Sometimes the best way to learn is just to play the game. That doesn't mean 'let the game be the teacher', but rather, put the players in environments and conditions in which they can experiment and learn. I think this can be a great supplement to a curriculum or session if used correctly. While not entirely "free" play, coaches can bring out learning outcomes through different versions of 'play'. (It's a great way to incorporate elements of the social corner of the game).
Here are just a few thoughts on manipulating free play to achieve different learning outcomes:
Learning Outcome - Overcoming Adversity
Manipulate the teams. Arrange them by height and see how the biggest players get on against the smallest (and vice versa). Pick the teams by birthday and let the youngest players take on the oldest. Perhaps place the best player on a weaker team and the weakest player on a stronger team. Use any of the above to gauge how players react to the circumstances - who builds up the weaker players around them v. who complains and moans about the standard of their team. Which of the smaller players steps up their game when faced with all the physically imposing players?!
Learning Outcome - Leadership, Ownership and Social Dynamics
Give the players all of your equipment. Step back. Observe.
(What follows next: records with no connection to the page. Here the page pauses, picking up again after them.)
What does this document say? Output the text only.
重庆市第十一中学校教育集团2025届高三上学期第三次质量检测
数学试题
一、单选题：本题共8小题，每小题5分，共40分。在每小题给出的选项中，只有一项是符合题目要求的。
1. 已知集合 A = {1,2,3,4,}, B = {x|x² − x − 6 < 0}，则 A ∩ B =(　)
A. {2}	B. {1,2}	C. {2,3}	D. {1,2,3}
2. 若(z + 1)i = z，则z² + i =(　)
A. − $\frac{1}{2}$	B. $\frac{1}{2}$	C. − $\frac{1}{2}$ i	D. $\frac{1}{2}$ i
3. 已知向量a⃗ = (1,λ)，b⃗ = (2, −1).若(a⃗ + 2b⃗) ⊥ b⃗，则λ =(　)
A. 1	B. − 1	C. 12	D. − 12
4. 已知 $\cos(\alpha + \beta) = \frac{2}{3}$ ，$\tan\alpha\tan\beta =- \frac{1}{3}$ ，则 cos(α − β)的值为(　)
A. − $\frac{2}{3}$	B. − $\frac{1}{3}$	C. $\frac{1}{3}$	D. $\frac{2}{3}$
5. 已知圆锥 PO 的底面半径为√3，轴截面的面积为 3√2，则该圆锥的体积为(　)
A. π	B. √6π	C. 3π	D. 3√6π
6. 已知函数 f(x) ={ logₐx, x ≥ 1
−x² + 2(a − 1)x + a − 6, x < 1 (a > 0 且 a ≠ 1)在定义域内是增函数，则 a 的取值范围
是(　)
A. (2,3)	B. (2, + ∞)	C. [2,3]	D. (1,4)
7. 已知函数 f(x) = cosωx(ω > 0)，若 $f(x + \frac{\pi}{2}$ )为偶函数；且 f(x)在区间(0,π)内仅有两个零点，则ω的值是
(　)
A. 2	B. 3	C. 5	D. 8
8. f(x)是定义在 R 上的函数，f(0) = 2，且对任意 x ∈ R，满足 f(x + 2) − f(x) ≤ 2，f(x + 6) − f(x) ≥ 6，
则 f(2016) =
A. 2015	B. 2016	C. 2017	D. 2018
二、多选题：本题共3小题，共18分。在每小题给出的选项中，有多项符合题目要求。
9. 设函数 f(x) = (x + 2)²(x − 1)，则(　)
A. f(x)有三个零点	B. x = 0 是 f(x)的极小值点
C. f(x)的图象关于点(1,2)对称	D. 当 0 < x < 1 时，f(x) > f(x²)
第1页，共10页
Let them make their own fields, pick their own teams, create their own games and rules. Want to play with three goals - why not? Your team has two goalkeeper's - sounds good! The attackers can go behind the goal and score on either side - that's allowed - it's your game!
Giving the player's ownership of a session or two won't turn them into unruly tyrants for the rest of the season. It's a great way to step back and learn something new about your players mentality and try something that too few coaches master - the art of observation.
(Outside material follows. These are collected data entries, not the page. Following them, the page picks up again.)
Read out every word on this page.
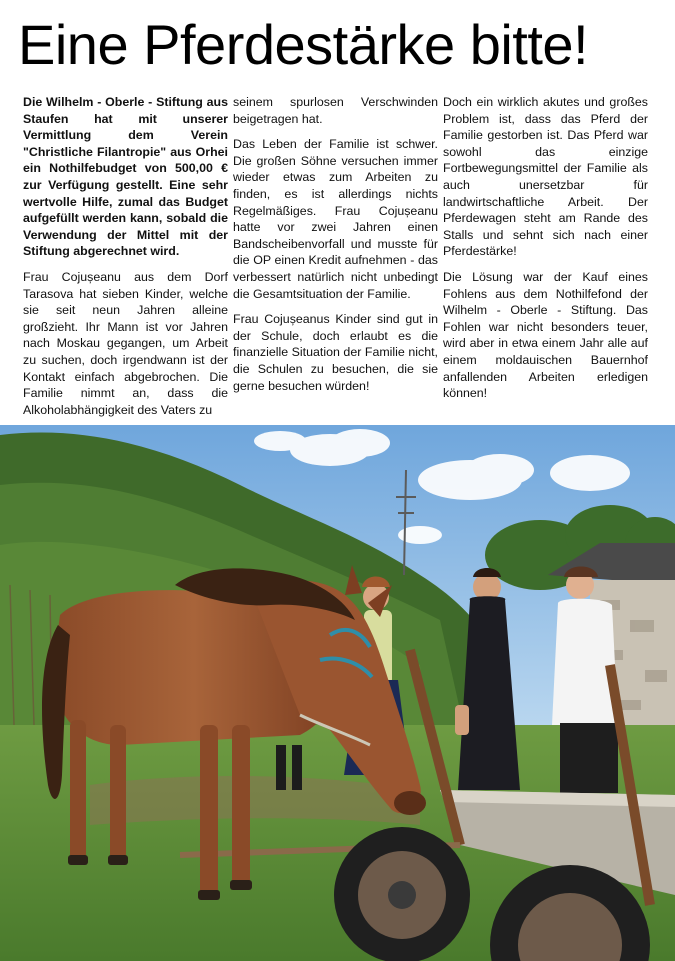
Eine Pferdestärke bitte!

Die Wilhelm - Oberle - Stiftung aus Staufen hat mit unserer Vermittlung dem Verein "Christliche Filantropie" aus Orhei ein Nothilfebudget von 500,00 € zur Verfügung gestellt. Eine sehr wertvolle Hilfe, zumal das Budget aufgefüllt werden kann, sobald die Verwendung der Mittel mit der Stiftung abgerechnet wird.

Frau Cojușeanu aus dem Dorf Tarasova hat sieben Kinder, welche sie seit neun Jahren alleine großzieht. Ihr Mann ist vor Jahren nach Moskau gegangen, um Arbeit zu suchen, doch irgendwann ist der Kontakt einfach abgebrochen. Die Familie nimmt an, dass die Alkoholabhängigkeit des Vaters zu

seinem spurlosen Verschwinden beigetragen hat.

Das Leben der Familie ist schwer. Die großen Söhne versuchen immer wieder etwas zum Arbeiten zu finden, es ist allerdings nichts Regelmäßiges. Frau Cojușeanu hatte vor zwei Jahren einen Bandscheibenvorfall und musste für die OP einen Kredit aufnehmen - das verbessert natürlich nicht unbedingt die Gesamtsituation der Familie.

Frau Cojușeanus Kinder sind gut in der Schule, doch erlaubt es die finanzielle Situation der Familie nicht, die Schulen zu besuchen, die sie gerne besuchen würden!

Doch ein wirklich akutes und großes Problem ist, dass das Pferd der Familie gestorben ist. Das Pferd war sowohl das einzige Fortbewegungsmittel der Familie als auch unersetzbar für landwirtschaftliche Arbeit. Der Pferdewagen steht am Rande des Stalls und sehnt sich nach einer Pferdestärke!

Die Lösung war der Kauf eines Fohlens aus dem Nothilfefond der Wilhelm - Oberle - Stiftung. Das Fohlen war nicht besonders teuer, wird aber in etwa einem Jahr alle auf einem moldauischen Bauernhof anfallenden Arbeiten erledigen können!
Learning Outcome - Conflict Resolution
No referee. This one's my favourite and one I'm guilty of not using enough. Instead of letting players decide who's ball it is - or who it came off of last, I'll often shout/commentate over the top of the game if it's a red ball or a Real Madrid corner. Watch what happens when you make it competitive and let them run their own games. (Fair Warning - you may want to warn the parents ahead of time as there are going to be upset players afterwards).
There might be arguments. There might be tears. But ultimately (especially at the younger ages) it's an invaluable lesson and chance to teach players about how they should react, how to resolve conflicts and how to do it themselves instead of turning to the nearest adult to do it for them.
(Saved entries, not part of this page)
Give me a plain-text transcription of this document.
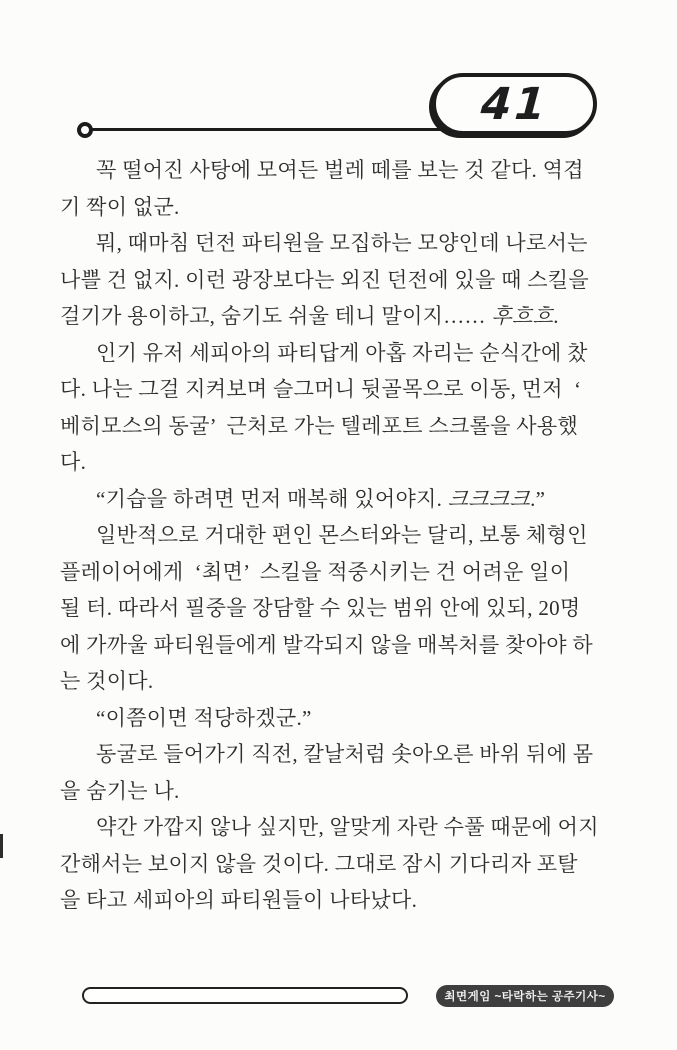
41
꼭 떨어진 사탕에 모여든 벌레 떼를 보는 것 같다. 역겹
기 짝이 없군.
뭐, 때마침 던전 파티원을 모집하는 모양인데 나로서는
나쁠 건 없지. 이런 광장보다는 외진 던전에 있을 때 스킬을
걸기가 용이하고, 숨기도 쉬울 테니 말이지…… 후흐흐.
인기 유저 세피아의 파티답게 아홉 자리는 순식간에 찼
다. 나는 그걸 지켜보며 슬그머니 뒷골목으로 이동, 먼저  ‘
베히모스의 동굴’  근처로 가는 텔레포트 스크롤을 사용했
다.
“기습을 하려면 먼저 매복해 있어야지. 크크크크.”
일반적으로 거대한 편인 몬스터와는 달리, 보통 체형인
플레이어에게  ‘최면’  스킬을 적중시키는 건 어려운 일이
될 터. 따라서 필중을 장담할 수 있는 범위 안에 있되, 20명
에 가까울 파티원들에게 발각되지 않을 매복처를 찾아야 하
는 것이다.
“이쯤이면 적당하겠군.”
동굴로 들어가기 직전, 칼날처럼 솟아오른 바위 뒤에 몸
을 숨기는 나.
약간 가깝지 않나 싶지만, 알맞게 자란 수풀 때문에 어지
간해서는 보이지 않을 것이다. 그대로 잠시 기다리자 포탈
을 타고 세피아의 파티원들이 나타났다.
최면게임 ~타락하는 공주기사~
Today's players are constantly placed in structured environments, dropped off at this, shuttled across to that and rarely have time in their schedule's for play. As coaches, we have the ability to give them some of this back, show them how they can take the game that we love so much and go and play it on their own.
Most importantly, the above learning outcomes are manipulated ahead of time and require some planning. If done correctly, the coach shouldn't be making coaching points but instead taking a step back and making note of teachable moments for the end of the session. Let them play!